Power:  Power is the probability of achieving a statistically significant result in a sample study, if the specified effect size is real in the population being studied.  For example, if a medication has a real effect of reducing blood pressure by 10%, and you conduct a study (at your specified significance level) between a medication group and a control group, power is the probability that the study will return a result of “significant.”  Note that the study does not necessarily have to yield a 10% difference between the two groups – rather it simply has to yield a statistically significant difference.

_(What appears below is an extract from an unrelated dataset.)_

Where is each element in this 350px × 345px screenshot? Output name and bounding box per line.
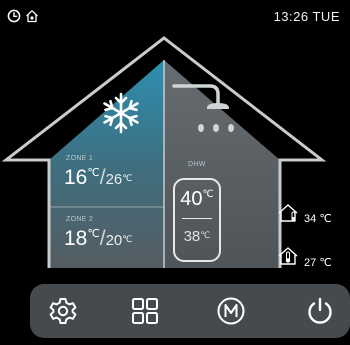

The more power you seek, the bigger the sample needed.


Specifying the three parameters is an exercise in tradeoffs.  The smaller the effect you want to be able to find, and the greater the power (probability of finding that effect), the bigger the sample you need.  If your initial goals with respect to these key parameters yield a sample requirement that is beyond your budget or capability, you must compromise something; that is, be willing to set a larger effect size threshold (meaning that you might well miss a desired effect), or you must tolerate a lower power, or both.  The level of statistical significance is not so malleable; it is usually set by external requirements, e.g. regulators or journal publishers who often specify a traditional level of 5%.

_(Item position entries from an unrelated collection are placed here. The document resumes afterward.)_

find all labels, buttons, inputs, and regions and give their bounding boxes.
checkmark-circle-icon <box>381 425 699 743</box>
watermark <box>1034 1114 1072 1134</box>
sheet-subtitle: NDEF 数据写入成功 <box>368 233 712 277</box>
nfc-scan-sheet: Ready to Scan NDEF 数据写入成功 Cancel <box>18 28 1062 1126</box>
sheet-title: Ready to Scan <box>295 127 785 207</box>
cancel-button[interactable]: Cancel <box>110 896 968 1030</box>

Setting the three parameters is a necessary, but not sufficient condition to find sample size.  A fourth factor affecting sample size is the variance in the data. This, of course, is not a parameter set by the user.  The greater the variance in the data, the greater the sample size needed to identify a given effect of interest. Thus, any estimate of required sample size must necessarily incorporate an assumption about variance in the data.  This might be estimated from earlier samples of data, or from knowledge about the process or population involved.

Putting it All Together

Once you have some estimate of the variance in the data, you can visualize the procedure to calculate sample size via a resampling simulation procedure, illustrated here for the case of two samples with continuous numeric data:

  1. Specify the desired effect size, level of significance, and power
  2. Specify two data random generators to generate normally-distributed data from populations with two means that differ by the desired effect size, and with variance as estimated from prior information*
  3. Generate two samples of size n1 — one from each of the data generators
  4. Conduct a significance test on the two samples; record whether the difference is significant
  5. Repeat steps 3-4 say 1000 times; note what proportion of the time the difference is significant – this is the power
  6. If the power is right on target, n1 is the appropriate sample size; if the power is too low you will need to increase the sample size and if the power is higher than needed you can reduce the sample size
  7. Iteratively try different levels of n until the power is where you need it

*If you actually have real data appropriate to the study, you can substitute two bootstrap generators (one shifted by the effect size) for the normally distributed data generator.

In most cases, power will be determined by software calculating formulas, though the bootstrap simulation approach can be used where the situation and the statistic of interest do not fit the data scenario required by the software.